Boutique Jacob Inc. v. Pantainer Ltd.

In Carriage of Goods by Sea on (Updated )

This was an action by the Plaintiff for damage to cargo caused during a train derailment. The Plaintiff had contracted with the first Defendant, Pantainer, for the carriage of its cargo from Hong Kong to Montreal. Pantainer then sub-contracted the entire carriage to OOCL. OOCL in turn contracted with Canadian Pacific for the carriage of the cargo by rail from Vancouver to Montreal and it was during this portion of the carriage that the damage occurred. The carriage documents were an express bill of lading issued by Pantainer and an electronic waybill issued by OOCL which referred to OOCL’s standard terms that were available on the OOCL website. At issue in the case was the liability of each of the Defendants and which bill of lading exclusions or limitations they were entitled to rely upon. With respect to the liability of Pantainer, the trial Judge held that it would have been liable as a contracting carrier but it was entitled to rely upon a clause in its bill of lading that excluded its liability for loss or damage that could not be avoided by the exercise of due diligence. With respect to OOCL, the Judge held that it was liable as a sub-bailee on terms and that the terms were those referred to in the OOCL electronic waybill. The Judge further held that these terms exonerated OOCL from liability for loss or damage that could not be avoided by the exercise of due diligence. The trial Judge also held that OOCL was entitled to rely upon the similar exemption in the Pantainer bill of lading via the Himalaya clause in that bill of lading. With respect to the liability of Canadian Pacific, the Judge referred to s. 137 of the Canadian Transportation Act, which prohibits a railway from restricting or limiting liability except by written agreement signed by the “shipper”. The trial Judge held that “shipper” in s.137 meant the plaintiff and not OOCL. As a consequence, this provision precluded Canadian Pacific from relying upon the Himalaya and limitation clauses in either the Pantainer or OOCL bills of lading. The trial Judge further held that Canadian Pacific could not rely upon any limitation clause in its published tariff as this had been displaced by a limitation provision in the confidential rate agreement between OOCL and Canadian Pacific. In result, Canadian Pacific was held liable for the Plaintiff’s damages calculated at the discounted selling price of the goods.

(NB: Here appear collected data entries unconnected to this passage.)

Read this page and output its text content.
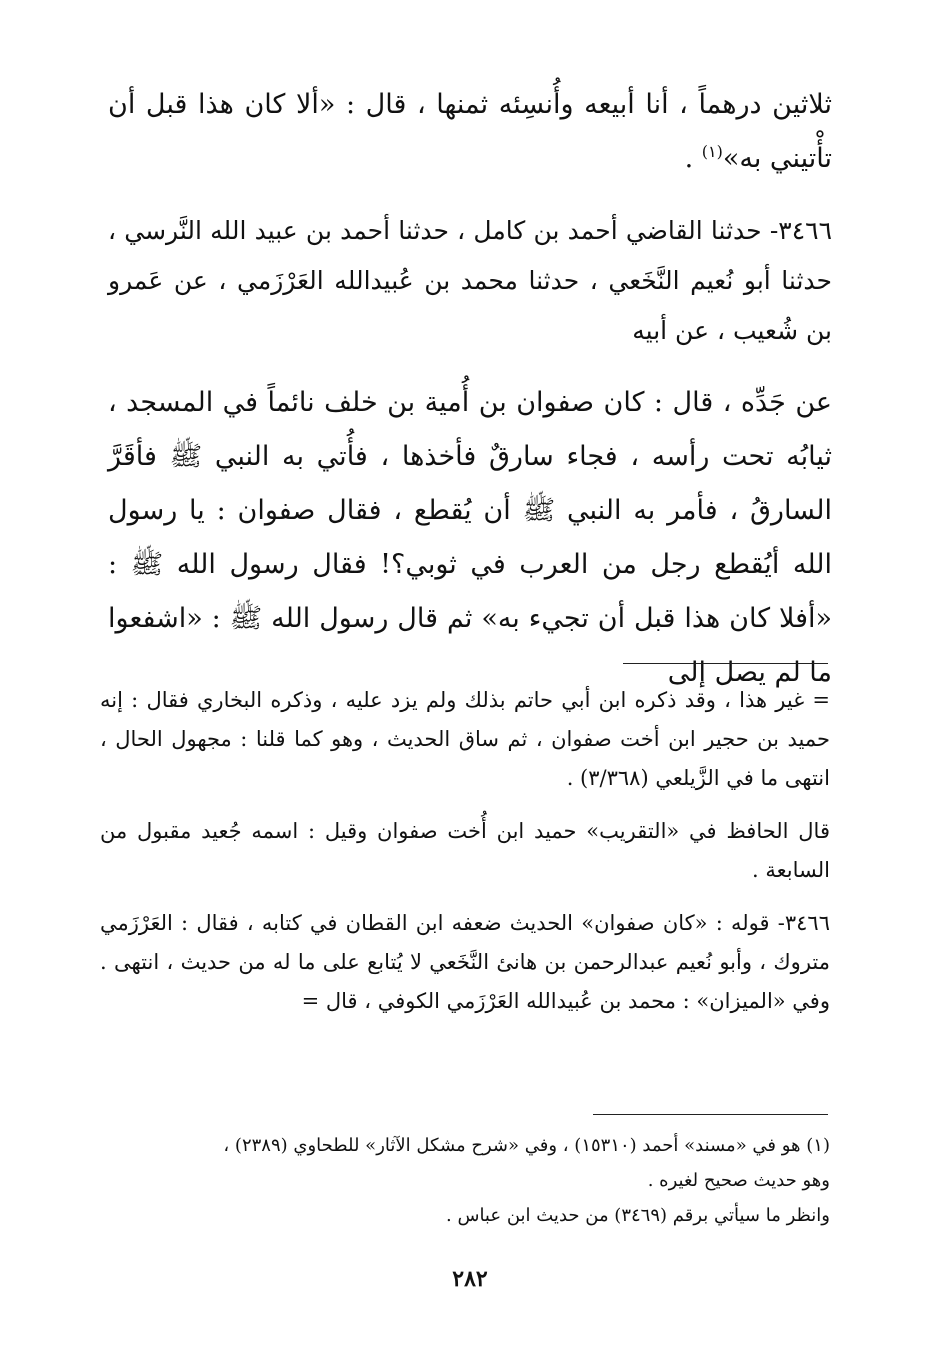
ثلاثين درهماً ، أنا أبيعه وأُنسِئه ثمنها ، قال : «ألا كان هذا قبل أن تأْتيني به»$^{(١)}$ .

٣٤٦٦- حدثنا القاضي أحمد بن كامل ، حدثنا أحمد بن عبيد الله النَّرسي ، حدثنا أبو نُعيم النَّخَعي ، حدثنا محمد بن عُبيدالله العَرْزَمي ، عن عَمرو بن شُعيب ، عن أبيه

عن جَدِّه ، قال : كان صفوان بن أُمية بن خلف نائماً في المسجد ، ثيابُه تحت رأسه ، فجاء سارقٌ فأخذها ، فأُتي به النبي ﷺ فأقَرَّ السارقُ ، فأمر به النبي ﷺ أن يُقطع ، فقال صفوان : يا رسول الله أيُقطع رجل من العرب في ثوبي؟! فقال رسول الله ﷺ : «أفلا كان هذا قبل أن تجيء به» ثم قال رسول الله ﷺ : «اشفعوا ما لم يصل إلى

= غير هذا ، وقد ذكره ابن أبي حاتم بذلك ولم يزد عليه ، وذكره البخاري فقال : إنه حميد بن حجير ابن أخت صفوان ، ثم ساق الحديث ، وهو كما قلنا : مجهول الحال ، انتهى ما في الزَّيلعي (٣/٣٦٨) .

قال الحافظ في «التقريب» حميد ابن أُخت صفوان وقيل : اسمه جُعيد مقبول من السابعة .

٣٤٦٦- قوله : «كان صفوان» الحديث ضعفه ابن القطان في كتابه ، فقال : العَرْزَمي متروك ، وأبو نُعيم عبدالرحمن بن هانئ النَّخَعي لا يُتابع على ما له من حديث ، انتهى . وفي «الميزان» : محمد بن عُبيدالله العَرْزَمي الكوفي ، قال =

(١) هو في «مسند» أحمد (١٥٣١٠) ، وفي «شرح مشكل الآثار» للطحاوي (٢٣٨٩) ،

وهو حديث صحيح لغيره .

وانظر ما سيأتي برقم (٣٤٦٩) من حديث ابن عباس .

٢٨٢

On appeal, the main issue was the trial Judge’s interpretation of s. 137 of the Canada Transportation Act. The Court of Appeal overturned the trial Judge on the issue of the interpretation of s.137. Specifically, the Court of Appeal held that the term “shipper” meant OOCL, the entity that contracted with Canadian Pacific, and not the Plaintiff. Accordingly, there was a written agreement between Canadian Pacific and the “shipper” and the prohibition in s. 137 did not apply. The Court of Appeal next considered the applicable limitation amount. The Court noted that the agreement between OOCL and Canadian Pacific was subject to Canadian Pacific’s tariff which limited liability, inter alia, to “an amount equal to the liability of the steamship company”. The Court of Appeal held that this provision entitled Canadian Pacific to limit its liability to the amount prescribed by the OOCL bill of lading which was $2 per kilogram. The Court of Appeal disagreed with the trial Judge concerning the inconsistency of the limitation provision in the confidential agreement and tariff. The Court of Appeal held that the provisions were not inconsistent. Finally, the Court of Appeal held that the Himalaya clauses in either the Pantainer or OOCL bills of lading entitled Canadian Pacific to rely upon the limitation clauses in either bill of lading.